A lot of times, being lonely has negative connotation. Loneliness is defined as “a feeling of unhappiness about being socially isolated”. Being alone is often looked at as being sad and people usually have pity for you and make you feel worse than you should.
The introvert in me thrives off loneliness sometimes. Sitting at home, alone, in my sweatpants, eating take-out, drinking beer and watching trash TV. I’ve literally cancelled plans to stay home alone. Alone does not necessarily mean lonely to me.
I’ve been single for a few years, and have been living independently, alone, for most of that time. I’ve gone to work and left an empty house, and came home from work and no one was there. (Okay, my cat was, but…) I’ve dated, but haven’t had a constant person, or a serious relationship, in a long time. And that was all by choice. I wanted to know myself. I wanted to create my independence. I wanted to be sure that I could take care of and like myself before inviting someone into my life.
But recently, I felt a feeling I haven’t felt in a long time.
I feel lonely.
Not necessarily that I need a boyfriend. Because I definitely have shown myself that I don’t need a man to succeed. Not that I’m going to settle for the next guy to smile at me. But, I’m at an age where a lot of my friends are in serious relationships and getting married, and it has me realizing that I actually do want that. (Honestly, a terrifying realization.) I see my siblings in their marriages, having their lives, and realizing that as close as we are, they don’t have the time for me that they used to.
There is a piece of me that having a partner will fill. I’m not looking for “my better half”, or anything like that. I’m looking for someone to share my life. To cook dinner, to grab brunch and catch an Eagles game. Someone to be there for the good days, and the not so good days.
Loneliness isn’t making me sad. It’s actually a good feeling. It’s one I haven’t felt in a long time. Loneliness means growth. Acceptance. It means I’m recognizing what is good for me, and what I deserve. It means that I am at a place in my life I haven’t been in a very long time. A place where I am able to fully allow someone in.
Again, this doesn’t mean I’m going to settle for the next guy who talks to me. I’m not desperate. In fact, I’m far from it. I’m trying to enjoy all seasons of my life, and this one of them. (As much as I joke that I hate it, and give up, and am going to just get a few more cats and call it a day.)
I’m going to be so picky. I’m going to date. I’m going to have my heart hurt. But, I’m going to find the right person for me. Not the perfect person, because perfect doesn’t exist. I’m going to be lonely until I find what is best for me.
Being lonely is forcing me back to old habits that I got away from. I’m back to dating myself. I’m trying not to focus on finding someone. I’m going to let someone find me. I’m going by myself to get dinner or a beer.

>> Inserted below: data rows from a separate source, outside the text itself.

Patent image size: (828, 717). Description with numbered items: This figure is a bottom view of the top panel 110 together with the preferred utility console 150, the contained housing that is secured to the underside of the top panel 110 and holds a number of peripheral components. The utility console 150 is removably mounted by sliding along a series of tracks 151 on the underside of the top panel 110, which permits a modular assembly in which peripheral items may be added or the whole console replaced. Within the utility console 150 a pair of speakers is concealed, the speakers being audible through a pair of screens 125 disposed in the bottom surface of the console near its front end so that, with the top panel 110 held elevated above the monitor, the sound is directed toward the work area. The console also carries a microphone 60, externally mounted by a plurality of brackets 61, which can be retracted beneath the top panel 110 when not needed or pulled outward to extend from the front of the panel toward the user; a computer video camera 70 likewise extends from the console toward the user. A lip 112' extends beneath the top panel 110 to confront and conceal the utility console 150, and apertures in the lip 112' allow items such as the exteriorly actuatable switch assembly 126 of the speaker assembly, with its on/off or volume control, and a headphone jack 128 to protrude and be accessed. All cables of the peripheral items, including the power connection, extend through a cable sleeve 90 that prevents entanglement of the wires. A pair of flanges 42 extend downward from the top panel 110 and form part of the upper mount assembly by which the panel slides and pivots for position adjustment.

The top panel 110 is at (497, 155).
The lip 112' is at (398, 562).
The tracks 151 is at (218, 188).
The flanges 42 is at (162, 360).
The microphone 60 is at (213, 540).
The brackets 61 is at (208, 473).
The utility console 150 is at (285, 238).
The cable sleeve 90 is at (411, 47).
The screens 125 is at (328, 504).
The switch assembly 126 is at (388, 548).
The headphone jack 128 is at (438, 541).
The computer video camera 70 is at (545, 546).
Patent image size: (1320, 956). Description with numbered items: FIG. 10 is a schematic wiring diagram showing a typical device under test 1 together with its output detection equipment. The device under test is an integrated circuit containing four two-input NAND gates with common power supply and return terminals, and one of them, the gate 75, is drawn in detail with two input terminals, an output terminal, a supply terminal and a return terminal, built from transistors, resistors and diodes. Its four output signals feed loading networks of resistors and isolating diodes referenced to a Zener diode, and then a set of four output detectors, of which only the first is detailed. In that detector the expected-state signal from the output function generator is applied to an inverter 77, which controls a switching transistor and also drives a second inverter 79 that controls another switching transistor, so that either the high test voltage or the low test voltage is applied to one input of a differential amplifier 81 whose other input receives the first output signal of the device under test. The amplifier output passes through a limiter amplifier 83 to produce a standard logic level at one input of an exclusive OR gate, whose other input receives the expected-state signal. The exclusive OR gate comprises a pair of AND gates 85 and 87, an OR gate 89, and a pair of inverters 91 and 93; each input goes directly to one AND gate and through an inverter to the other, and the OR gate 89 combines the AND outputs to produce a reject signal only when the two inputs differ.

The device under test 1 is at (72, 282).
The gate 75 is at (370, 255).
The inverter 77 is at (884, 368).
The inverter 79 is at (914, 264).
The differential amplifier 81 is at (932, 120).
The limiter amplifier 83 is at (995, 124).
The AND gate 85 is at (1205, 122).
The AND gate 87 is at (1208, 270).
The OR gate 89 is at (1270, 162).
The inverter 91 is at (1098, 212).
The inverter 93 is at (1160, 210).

I’m going to go out Sunday for coffee alone, and then to the bar for a beer and to watch the Phillies play. I’m not going to stay at home because no one is around to go with me. I’m not going to wish I had more friends. I have enough friends. They are just busy.
Yes, being lonely does suck. There is no denying that. As much as I am enjoying this time, I’m only human. I see my friends in their relationships. My friends who aren’t hanging out with me because they are with their boyfriends, girlfriends, fiancés or spouses. There’s times I throw myself a little pity party about it. Times I pull up the online dating apps hoping for a match. But, after a brief moment of weakness, I remind myself that I’m a badass woman who doesn’t need a man. I don’t want to meet someone at a time of weakness. I want to meet someone when I am feeling my best and most confident about where I’m at in my life.
Feel lonely, because it mean’s you’re feeling, and that’s what is most important.